Susan Danville has a lot on her mind. She is starting her post-doc work in molecular biology. She just moved back to her hometown of Chicago after years of schooling at Berkley. And, her father is in an institution for the insane. All that and a possible relationship with another biologist! So, if she seems a bit on edge at times, she has her reasons.

All these complications, and that’s before she begins to notice that not everything is as it should be in the halls of higher education. Is it her imagination that there seems to be a strange elation and tension among some of her co-workers?

It’s more than a bit of stress at the school; even before she arrives, a committee is debating whether Susan will be allowed to live, or if she too must be terminated. Though it sounds like a tough decision, it is one the Insiders have faced many times before. Their unique work in the eradication of diseases is too important to let anyone interfere — no less than the survival of the human race is at stake.

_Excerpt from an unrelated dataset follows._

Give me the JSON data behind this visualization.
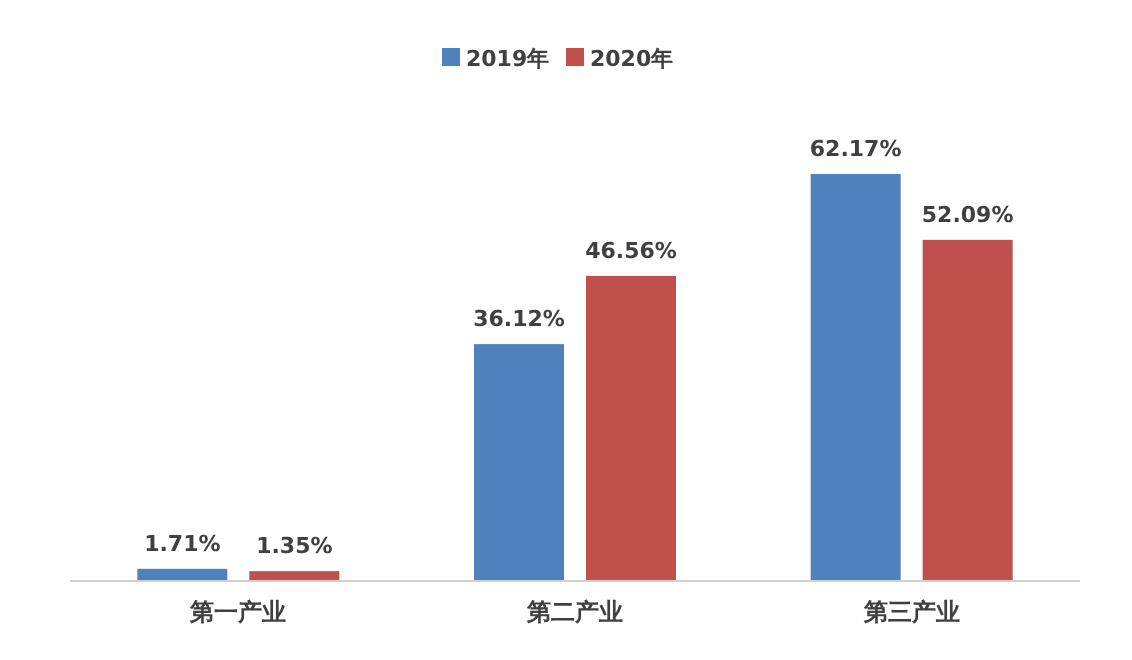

With all of this on her shoulders, how is a poor Ph.D. to choose between two handsome suitors? If that sounds like a blurb from the cover of a romance novel, there’s good reason for the similarity. To Kill An Eidolon has its science and it comes by the classification “science fiction” honestly. The underlying concept is an intriguing new way to view disease and death. But, for all the chemistry, biogenetics, and eidolons (you’ll have to read the book to find out what those are), the driving forces in the novel are the romances forming and shattering between the characters.

Much of the characterisations, motives, and reactions are much more suited to a contemporary romance novel than hard, or even soft, science fiction. That’s not a negative comment; SF can often be barren of romance and vulnerable characters — space marines “getting their ashes hauled” is not the stuff bonds are made of. Perhaps, To Kill An Eidolon swings too far into the romance area, but that stretch may be the very thing that tempts another reader to give science fiction a try.

If you can’t get enough bacteriological reading in, this would be an interesting diversion for you. If you like to see a woman-in-peril surrounded by protective and psychotic hunks, take this chance to venture beyond the “bodice-rippers” and that teetering stack of Harlequins you checked out of the library. Either way, this is your chance to stretch without undue mental fatigue, and you just might enjoy it.